Image Recognition Accuracy
CoolR consistently achieves an image recognition accuracy rate of over 96%, and typically 98% or above when at least 4+ good quality images of each product are available.
Image Recognition Accuracy Methodology
Our accuracy rates are calculated using a rigorous testing process conducted every two weeks. We randomly select 1,000 images from different customers and industries, containing approximately 40,000 total product facings. Each result undergoes manual verification to ensure precision.
Accuracy Calculation
We use a strict scoring system where only correctly identified products count toward accuracy. For example, if we detect 10 products in an image:
- 8 correctly identified = +8 points
- 1 incorrectly identified (false positive) = -1 point
- 1 missed product = -1 point
Result: 80% accuracy (8/10)
A 96% accuracy rate represents 38,400 correctly identified products out of 40,000 total, with both missed detections and misclassifications penalized equally.
Why This Method Ensures Reliability
- Quality Control: Images with poor lighting, washout, or other quality issues that would unfairly skew results are excluded from testing.
- Cross-Industry Sampling: Random selection across multiple customers and industries ensures results reflect real-world diversity.
- Conservative Scoring: Penalizing both missed and incorrect identifications provides a realistic performance measure rather than inflated metrics.
- Regular Validation: Bi-weekly testing with manual verification maintains accuracy standards over time.
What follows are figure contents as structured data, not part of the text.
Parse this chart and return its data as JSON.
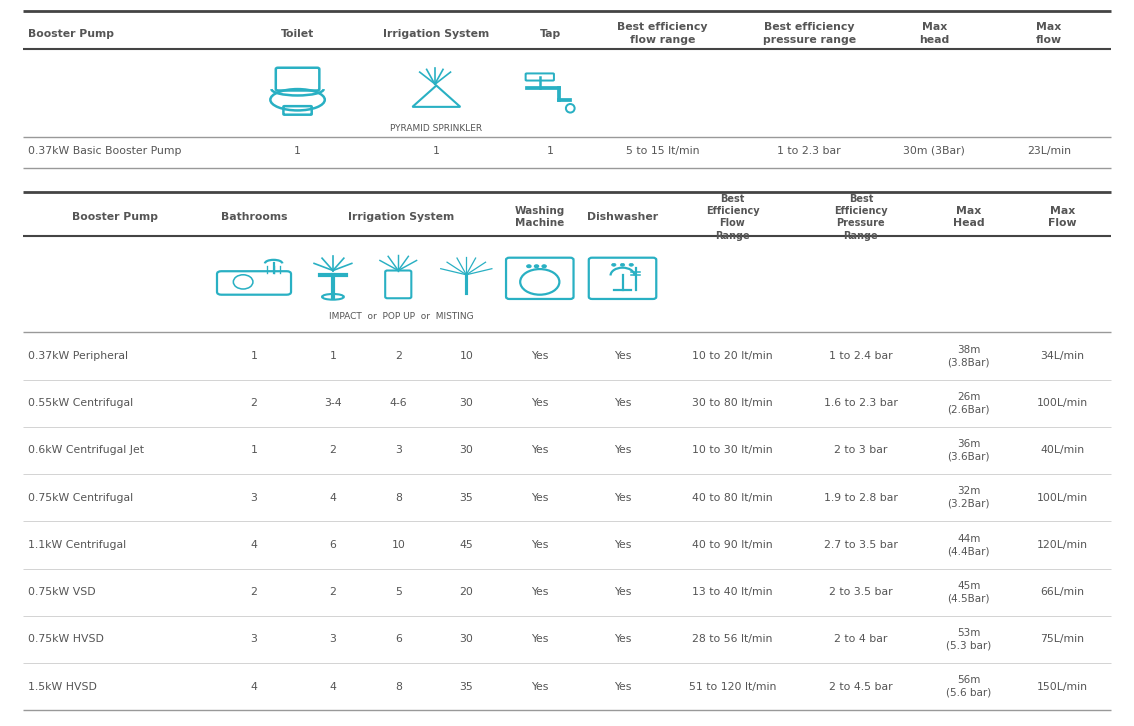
{
  "bg_color": "#ffffff",
  "text_color": "#555555",
  "teal_color": "#29b0c3",
  "dark_line": "#444444",
  "mid_line": "#999999",
  "light_line": "#cccccc",
  "table1": {
    "headers": [
      "Booster Pump",
      "Toilet",
      "Irrigation System",
      "Tap",
      "Best efficiency\nflow range",
      "Best efficiency\npressure range",
      "Max\nhead",
      "Max\nflow"
    ],
    "icon_label": "PYRAMID SPRINKLER",
    "data_rows": [
      [
        "0.37kW Basic Booster Pump",
        "1",
        "1",
        "1",
        "5 to 15 lt/min",
        "1 to 2.3 bar",
        "30m (3Bar)",
        "23L/min"
      ]
    ]
  },
  "table2": {
    "headers": [
      "Booster Pump",
      "Bathrooms",
      "Irrigation System",
      "Washing\nMachine",
      "Dishwasher",
      "Best\nEfficiency\nFlow\nRange",
      "Best\nEfficiency\nPressure\nRange",
      "Max\nHead",
      "Max\nFlow"
    ],
    "icon_label": "IMPACT  or  POP UP  or  MISTING",
    "data_rows": [
      [
        "0.37kW Peripheral",
        "1",
        "1",
        "2",
        "10",
        "Yes",
        "Yes",
        "10 to 20 lt/min",
        "1 to 2.4 bar",
        "38m\n(3.8Bar)",
        "34L/min"
      ],
      [
        "0.55kW Centrifugal",
        "2",
        "3-4",
        "4-6",
        "30",
        "Yes",
        "Yes",
        "30 to 80 lt/min",
        "1.6 to 2.3 bar",
        "26m\n(2.6Bar)",
        "100L/min"
      ],
      [
        "0.6kW Centrifugal Jet",
        "1",
        "2",
        "3",
        "30",
        "Yes",
        "Yes",
        "10 to 30 lt/min",
        "2 to 3 bar",
        "36m\n(3.6Bar)",
        "40L/min"
      ],
      [
        "0.75kW Centrifugal",
        "3",
        "4",
        "8",
        "35",
        "Yes",
        "Yes",
        "40 to 80 lt/min",
        "1.9 to 2.8 bar",
        "32m\n(3.2Bar)",
        "100L/min"
      ],
      [
        "1.1kW Centrifugal",
        "4",
        "6",
        "10",
        "45",
        "Yes",
        "Yes",
        "40 to 90 lt/min",
        "2.7 to 3.5 bar",
        "44m\n(4.4Bar)",
        "120L/min"
      ],
      [
        "0.75kW VSD",
        "2",
        "2",
        "5",
        "20",
        "Yes",
        "Yes",
        "13 to 40 lt/min",
        "2 to 3.5 bar",
        "45m\n(4.5Bar)",
        "66L/min"
      ],
      [
        "0.75kW HVSD",
        "3",
        "3",
        "6",
        "30",
        "Yes",
        "Yes",
        "28 to 56 lt/min",
        "2 to 4 bar",
        "53m\n(5.3 bar)",
        "75L/min"
      ],
      [
        "1.5kW HVSD",
        "4",
        "4",
        "8",
        "35",
        "Yes",
        "Yes",
        "51 to 120 lt/min",
        "2 to 4.5 bar",
        "56m\n(5.6 bar)",
        "150L/min"
      ]
    ]
  }
}
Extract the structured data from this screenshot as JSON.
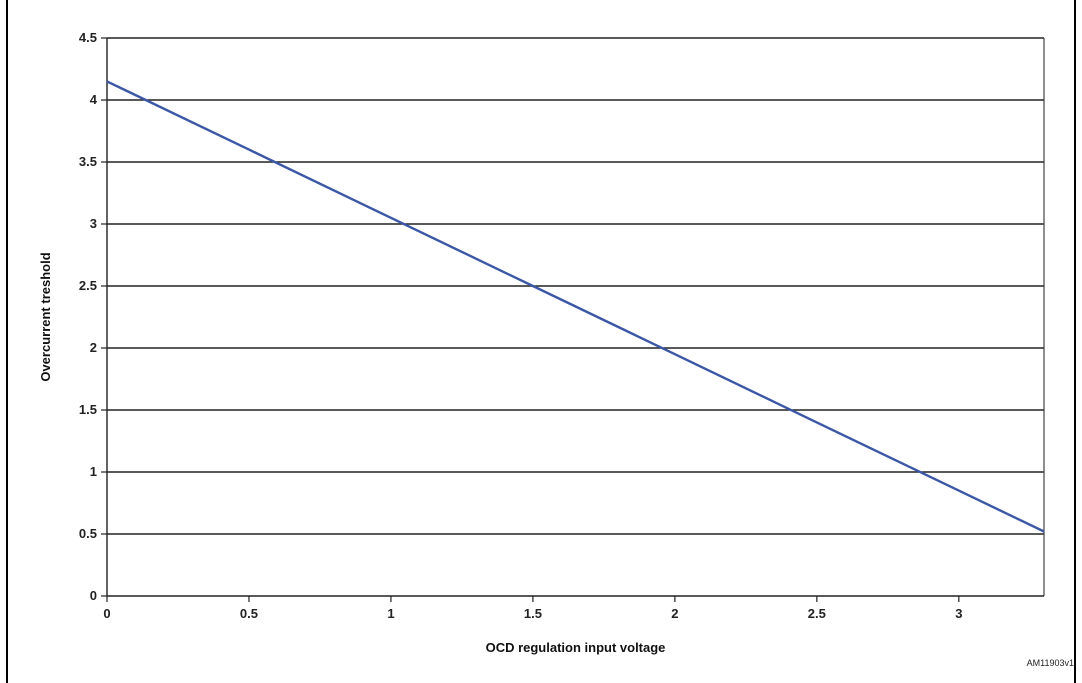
{
  "figure": {
    "clipped_title": "",
    "figure_id": "AM11903v1"
  },
  "chart_data": {
    "type": "line",
    "title": "",
    "xlabel": "OCD regulation input voltage",
    "ylabel": "Overcurrent  treshold",
    "xlim": [
      0,
      3.3
    ],
    "ylim": [
      0,
      4.5
    ],
    "xticks": [
      0,
      0.5,
      1,
      1.5,
      2,
      2.5,
      3
    ],
    "xtick_labels": [
      "0",
      "0.5",
      "1",
      "1.5",
      "2",
      "2.5",
      "3"
    ],
    "yticks": [
      0,
      0.5,
      1,
      1.5,
      2,
      2.5,
      3,
      3.5,
      4,
      4.5
    ],
    "ytick_labels": [
      "0",
      "0.5",
      "1",
      "1.5",
      "2",
      "2.5",
      "3",
      "3.5",
      "4",
      "4.5"
    ],
    "grid": "horizontal",
    "legend": "none",
    "series": [
      {
        "color": "#3b57a6",
        "x": [
          0,
          0.5,
          1,
          1.5,
          2,
          2.5,
          3,
          3.3
        ],
        "y": [
          4.15,
          3.6,
          3.05,
          2.5,
          1.95,
          1.4,
          0.85,
          0.52
        ]
      }
    ]
  }
}
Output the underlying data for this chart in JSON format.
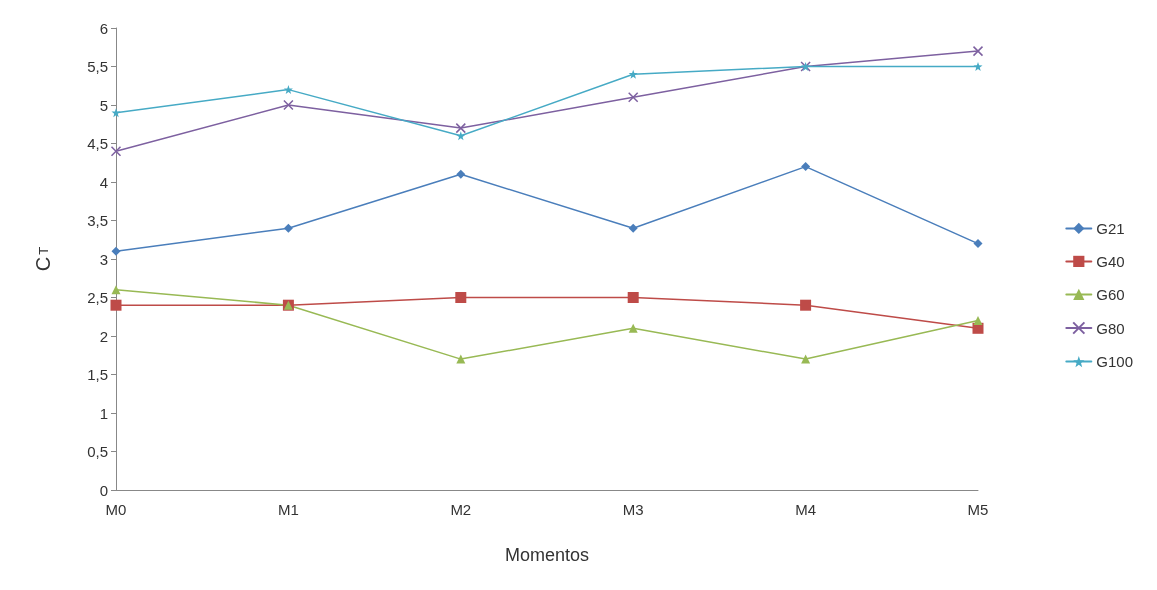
{
  "chart_data": {
    "type": "line",
    "xlabel": "Momentos",
    "ylabel": "C$_{T}$",
    "categories": [
      "M0",
      "M1",
      "M2",
      "M3",
      "M4",
      "M5"
    ],
    "series": [
      {
        "name": "G21",
        "color": "#4a7ebb",
        "marker": "diamond",
        "values": [
          3.1,
          3.4,
          4.1,
          3.4,
          4.2,
          3.2
        ]
      },
      {
        "name": "G40",
        "color": "#be4b48",
        "marker": "square",
        "values": [
          2.4,
          2.4,
          2.5,
          2.5,
          2.4,
          2.1
        ]
      },
      {
        "name": "G60",
        "color": "#98b954",
        "marker": "triangle",
        "values": [
          2.6,
          2.4,
          1.7,
          2.1,
          1.7,
          2.2
        ]
      },
      {
        "name": "G80",
        "color": "#7d60a0",
        "marker": "cross",
        "values": [
          4.4,
          5.0,
          4.7,
          5.1,
          5.5,
          5.7
        ]
      },
      {
        "name": "G100",
        "color": "#46aac5",
        "marker": "star",
        "values": [
          4.9,
          5.2,
          4.6,
          5.4,
          5.5,
          5.5
        ]
      }
    ],
    "ylim": [
      0,
      6
    ],
    "yticks": [
      0,
      {
        "value": 0.5,
        "label": "0,5"
      },
      1,
      {
        "value": 1.5,
        "label": "1,5"
      },
      2,
      {
        "value": 2.5,
        "label": "2,5"
      },
      3,
      {
        "value": 3.5,
        "label": "3,5"
      },
      4,
      {
        "value": 4.5,
        "label": "4,5"
      },
      5,
      {
        "value": 5.5,
        "label": "5,5"
      },
      6
    ],
    "grid": false,
    "legend": "right",
    "line_style": "solid"
  }
}
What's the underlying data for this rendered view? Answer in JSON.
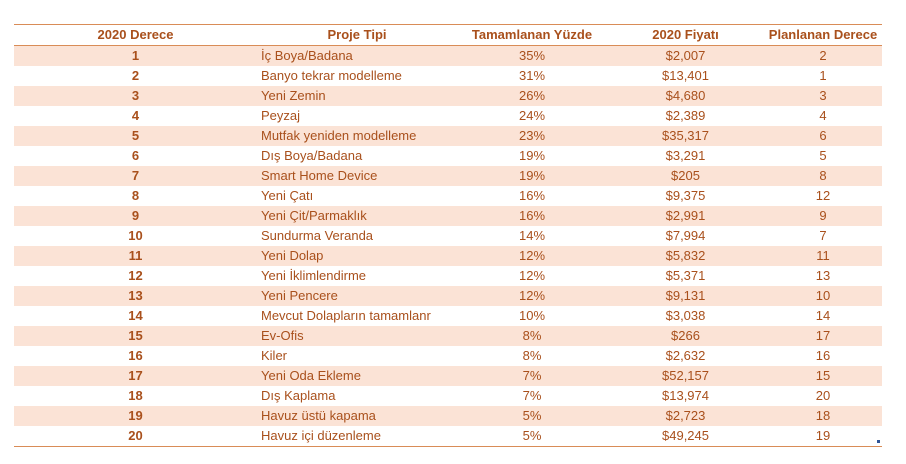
{
  "headers": {
    "rank": "2020 Derece",
    "project": "Proje Tipi",
    "percent": "Tamamlanan Yüzde",
    "price": "2020 Fiyatı",
    "planned": "Planlanan Derece"
  },
  "rows": [
    {
      "rank": "1",
      "project": "İç Boya/Badana",
      "percent": "35%",
      "price": "$2,007",
      "planned": "2"
    },
    {
      "rank": "2",
      "project": "Banyo tekrar modelleme",
      "percent": "31%",
      "price": "$13,401",
      "planned": "1"
    },
    {
      "rank": "3",
      "project": "Yeni Zemin",
      "percent": "26%",
      "price": "$4,680",
      "planned": "3"
    },
    {
      "rank": "4",
      "project": "Peyzaj",
      "percent": "24%",
      "price": "$2,389",
      "planned": "4"
    },
    {
      "rank": "5",
      "project": "Mutfak yeniden modelleme",
      "percent": "23%",
      "price": "$35,317",
      "planned": "6"
    },
    {
      "rank": "6",
      "project": "Dış Boya/Badana",
      "percent": "19%",
      "price": "$3,291",
      "planned": "5"
    },
    {
      "rank": "7",
      "project": "Smart Home Device",
      "percent": "19%",
      "price": "$205",
      "planned": "8"
    },
    {
      "rank": "8",
      "project": "Yeni Çatı",
      "percent": "16%",
      "price": "$9,375",
      "planned": "12"
    },
    {
      "rank": "9",
      "project": "Yeni Çit/Parmaklık",
      "percent": "16%",
      "price": "$2,991",
      "planned": "9"
    },
    {
      "rank": "10",
      "project": "Sundurma Veranda",
      "percent": "14%",
      "price": "$7,994",
      "planned": "7"
    },
    {
      "rank": "11",
      "project": "Yeni Dolap",
      "percent": "12%",
      "price": "$5,832",
      "planned": "11"
    },
    {
      "rank": "12",
      "project": "Yeni İklimlendirme",
      "percent": "12%",
      "price": "$5,371",
      "planned": "13"
    },
    {
      "rank": "13",
      "project": "Yeni Pencere",
      "percent": "12%",
      "price": "$9,131",
      "planned": "10"
    },
    {
      "rank": "14",
      "project": "Mevcut Dolapların tamamlanr",
      "percent": "10%",
      "price": "$3,038",
      "planned": "14"
    },
    {
      "rank": "15",
      "project": "Ev-Ofis",
      "percent": "8%",
      "price": "$266",
      "planned": "17"
    },
    {
      "rank": "16",
      "project": "Kiler",
      "percent": "8%",
      "price": "$2,632",
      "planned": "16"
    },
    {
      "rank": "17",
      "project": "Yeni Oda Ekleme",
      "percent": "7%",
      "price": "$52,157",
      "planned": "15"
    },
    {
      "rank": "18",
      "project": "Dış Kaplama",
      "percent": "7%",
      "price": "$13,974",
      "planned": "20"
    },
    {
      "rank": "19",
      "project": "Havuz üstü kapama",
      "percent": "5%",
      "price": "$2,723",
      "planned": "18"
    },
    {
      "rank": "20",
      "project": "Havuz içi düzenleme",
      "percent": "5%",
      "price": "$49,245",
      "planned": "19"
    }
  ],
  "colors": {
    "text": "#a9501c",
    "band": "#fbe3d6",
    "border": "#d98c57"
  }
}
- Large Sample Size: 40,000 product instances provide statistically significant, reliable results.
Methodology Assessment
This is an excellent, conservative approach that exceeds industry standards. The methodology is particularly strong because:
- The penalty system for false positives prevents inflated accuracy claims.
- Cross-customer sampling eliminates bias toward specific product types or environments.
- Regular bi-weekly testing catches performance drift.
- Manual verification ensures ground truth accuracy.
This conservative scoring method likely produces lower but more trustworthy accuracy figures compared to competitors who might only count missed detections as errors.